Does raising the CRS paranoia level make the WAF block more aggressively?

No. The paranoia level controls which rules are even loaded, not how aggressively the WAF blocks; the anomaly threshold controls blocking, and the two are independent knobs people often conflate. CRS rules are tagged with a level from 1 to 4, and raising the level enlarges the set of rules that can contribute score.
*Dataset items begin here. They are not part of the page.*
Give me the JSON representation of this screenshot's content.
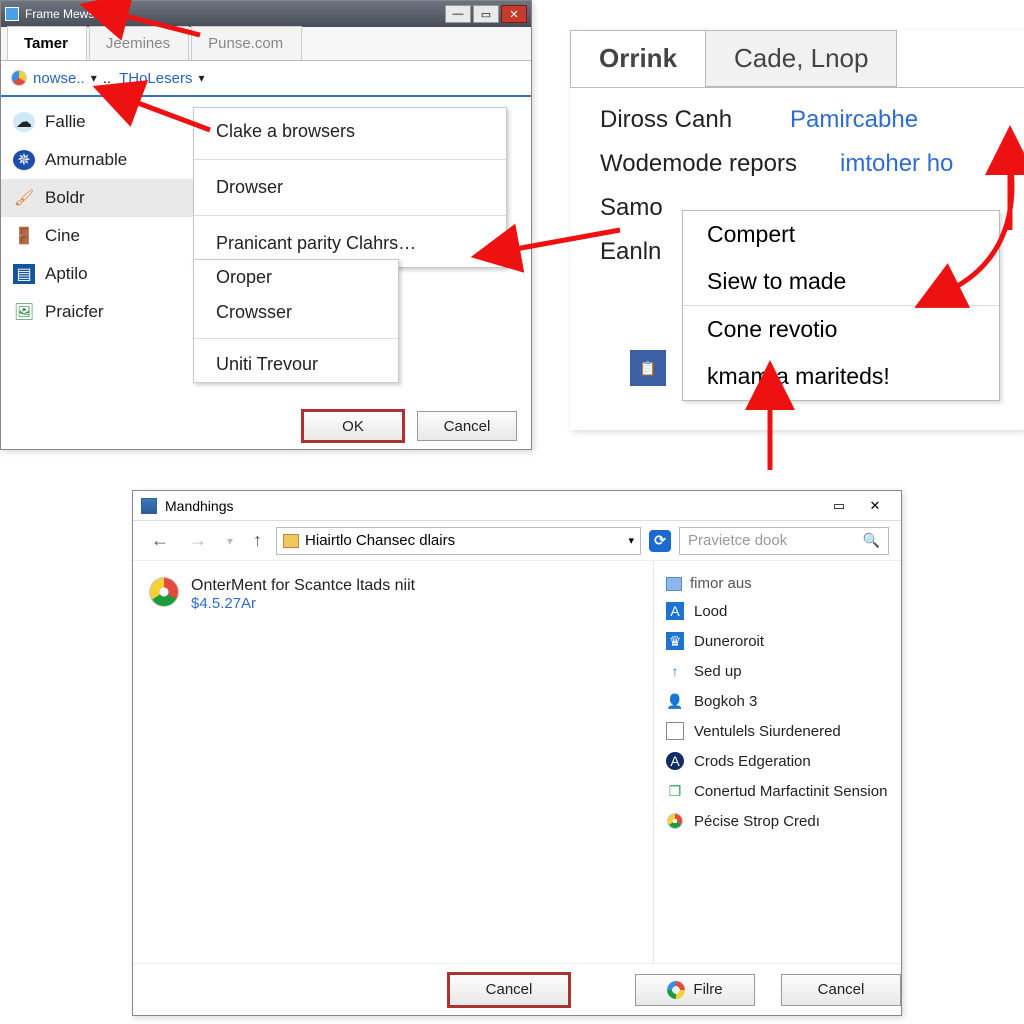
{
  "win1": {
    "title": "Frame Mewsers",
    "tabs": [
      "Tamer",
      "Jeemines",
      "Punse.com"
    ],
    "active_tab": 0,
    "toolbar": {
      "combo1": "nowse..",
      "combo2": "THoLesers"
    },
    "list": [
      {
        "icon_bg": "#4fb8e8",
        "label": "Fallie"
      },
      {
        "icon_bg": "#1d4fa8",
        "label": "Amurnable"
      },
      {
        "icon_bg": "#e27b2e",
        "label": "Boldr",
        "selected": true
      },
      {
        "icon_bg": "#2e6fb8",
        "label": "Cine"
      },
      {
        "icon_bg": "#1254a0",
        "label": "Aptilo"
      },
      {
        "icon_bg": "#2d8a45",
        "label": "Praicfer"
      }
    ],
    "menu_main": [
      "Clake a browsers",
      "Drowser",
      "Pranicant parity Clahrs…"
    ],
    "menu_sub": [
      "Oroper",
      "Crowsser",
      "Uniti Trevour"
    ],
    "buttons": {
      "ok": "OK",
      "cancel": "Cancel"
    }
  },
  "panel2": {
    "tabs": [
      "Orrink",
      "Cade, Lnop"
    ],
    "rows": [
      {
        "label": "Diross Canh",
        "link": "Pamircabhe"
      },
      {
        "label": "Wodemode repors",
        "link": "imtoher ho"
      },
      {
        "label": "Samo",
        "link": ""
      },
      {
        "label": "Eanln",
        "link": ""
      }
    ],
    "cmenu": [
      "Compert",
      "Siew to made",
      "Cone revotio",
      "kmam a mariteds!"
    ]
  },
  "win3": {
    "title": "Mandhings",
    "address": "Hiairtlo Chansec dlairs",
    "search_placeholder": "Pravietce dook",
    "file": {
      "name": "OnterMent for Scantce ltads niit",
      "meta": "$4.5.27Ar"
    },
    "side_header": "fimor aus",
    "side_items": [
      {
        "glyph": "A",
        "bg": "#1e72d0",
        "label": "Lood"
      },
      {
        "glyph": "◔",
        "bg": "#1e72d0",
        "label": "Duneroroit"
      },
      {
        "glyph": "↑",
        "bg": "#1e72d0",
        "label": "Sed up"
      },
      {
        "glyph": "👤",
        "bg": "#1e72d0",
        "label": "Bogkoh 3"
      },
      {
        "glyph": "▢",
        "bg": "#ffffff",
        "label": "Ventulels Siurdenered"
      },
      {
        "glyph": "●",
        "bg": "#122a66",
        "label": "Crods Edgeration"
      },
      {
        "glyph": "❐",
        "bg": "#2e9e5a",
        "label": "Conertud Marfactinit Sension"
      },
      {
        "glyph": "◐",
        "bg": "#e24b3b",
        "label": "Pécise Strop Credı"
      }
    ],
    "footer": {
      "cancel_main": "Cancel",
      "google": "Filre",
      "cancel2": "Cancel"
    }
  }
}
More rules means more chances to catch real attacks and more chances to misread legitimate requests as attacks.

Why does the CRS use libinjection instead of relying only on regular expressions for SQLi and XSS?

Naive regex signatures are brittle against attackers expressing the same payload in many surface forms, such as comment insertion or mixed casing. For SQL injection and cross-site scripting, the CRS calls into libinjection, a dedicated parser that tokenizes input the way a SQL or HTML parser would and decides whether the token stream forms an injection. Reasoning about structure rather than spelling makes it harder to fool, though it is not perfect and has historically misfired on legitimate rich-text editors.

How do you tune away false positives in a ModSecurity CRS deployment without blocking real users?

You start from the audit logs, which record for every blocked request which rule IDs fired and against which variables, then rank requests by accumulated score to prioritize the worst offenders. A startup-time exclusion like SecRuleUpdateTargetById can stop a rule from inspecting a specific variable, which is usually preferable to deleting the whole rule, and a runtime exclusion uses the ctl action to disable a target only for matching requests. The discipline is to run in detection-only or with a higher executing than blocking level first, fix the false positives the logs reveal, and only then tighten.